There are employees to manage, food to buy, books to maintain, a facility to keep clean to government standards, a front of the house to keep an eye on, the fickle whims of the dining public to which you must cater and competition from other restaurants. And then of course, you have to make enough money to live on. No small order, pardon the pun.
But in resort areas such as Lake George, N.Y., there is another problem. With a short tourism season, restaurants need to make enough money from July 4th to Labor Day to stay in business. And if the weather is bad or tourists just decide to go elsewhere, the restaurateur is stuck between a rock and a hard place.
Such are the challenges faced by the Foy family in the four-part series “Summer Rush,” airing Thursdays on Food Network. Filmed last summer, the series follows the ups and downs of life in the restaurant business as experienced by two generations of restaurant lifers: Buddy Sr. and wife Cate, owners of Cate’s Italian Garden in Bolton Landing; son Buddy Jr. and wife Jen, who own and operate the high-end eatery Chateau on the Lake in Bolton Landing; and son Jesse and wife Jessica, proprietors of the burger and fish joint Diamond Point Grille in Diamond Point.
From completing last-minute renovations before a big event to coping with power outages, life is always interesting for Buddy Jr. and Jen, who must come up with creative work-arounds when such problems present themselves at the Chateau.
“We got hit just before dinner service,” Buddy Jr. recalls of a massive power failure that hit the Adirondacks last year. “It was like the reservations are in, people are coming and – boom! – power’s out and we’ve got to move fast. … And there’s health issues in a gas restaurant versus electric, which is the fumes. So can we get the fumes out of the building (and) can we get our hood (fan) power? If we can get our hood powered, we’re in business and we’ll do it via candle light. So we went for it in that regard.”

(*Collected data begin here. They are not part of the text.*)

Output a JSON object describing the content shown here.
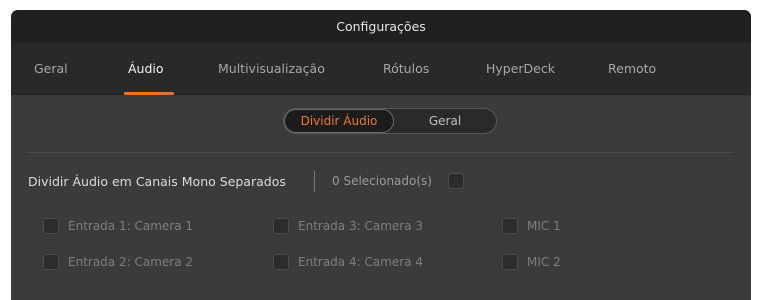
{
  "window": {
    "title": "Configurações"
  },
  "tabs": [
    {
      "label": "Geral",
      "active": false
    },
    {
      "label": "Áudio",
      "active": true
    },
    {
      "label": "Multivisualização",
      "active": false
    },
    {
      "label": "Rótulos",
      "active": false
    },
    {
      "label": "HyperDeck",
      "active": false
    },
    {
      "label": "Remoto",
      "active": false
    }
  ],
  "segmented": {
    "options": [
      {
        "label": "Dividir Áudio",
        "selected": true
      },
      {
        "label": "Geral",
        "selected": false
      }
    ]
  },
  "split_audio": {
    "label": "Dividir Áudio em Canais Mono Separados",
    "selected_count": "0 Selecionado(s)",
    "select_all_checked": false
  },
  "inputs": [
    {
      "label": "Entrada 1: Camera 1",
      "checked": false
    },
    {
      "label": "Entrada 2: Camera 2",
      "checked": false
    },
    {
      "label": "Entrada 3: Camera 3",
      "checked": false
    },
    {
      "label": "Entrada 4: Camera 4",
      "checked": false
    },
    {
      "label": "MIC 1",
      "checked": false
    },
    {
      "label": "MIC 2",
      "checked": false
    }
  ],
  "colors": {
    "accent": "#e8742b",
    "background": "#3b3b3b",
    "titlebar": "#202020",
    "tabbar": "#292929"
  }
}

Being a fine-dining eatery, Chateau on the Lake always has lots of expensive, rare wines on hand. But the collapse of a rack in the cellar reduced their number, which Foy Jr. learned about on camera.
“I think we had some executives visiting us that week,” he says. “My chef walks out in the middle of us doing a scene and explains that there’s something going on down in the basement, and the way that he said it was a little freaky. Let’s just say that was a very sad day for me because my specialty and my passion is wine. And you can’t replace certain vintages.”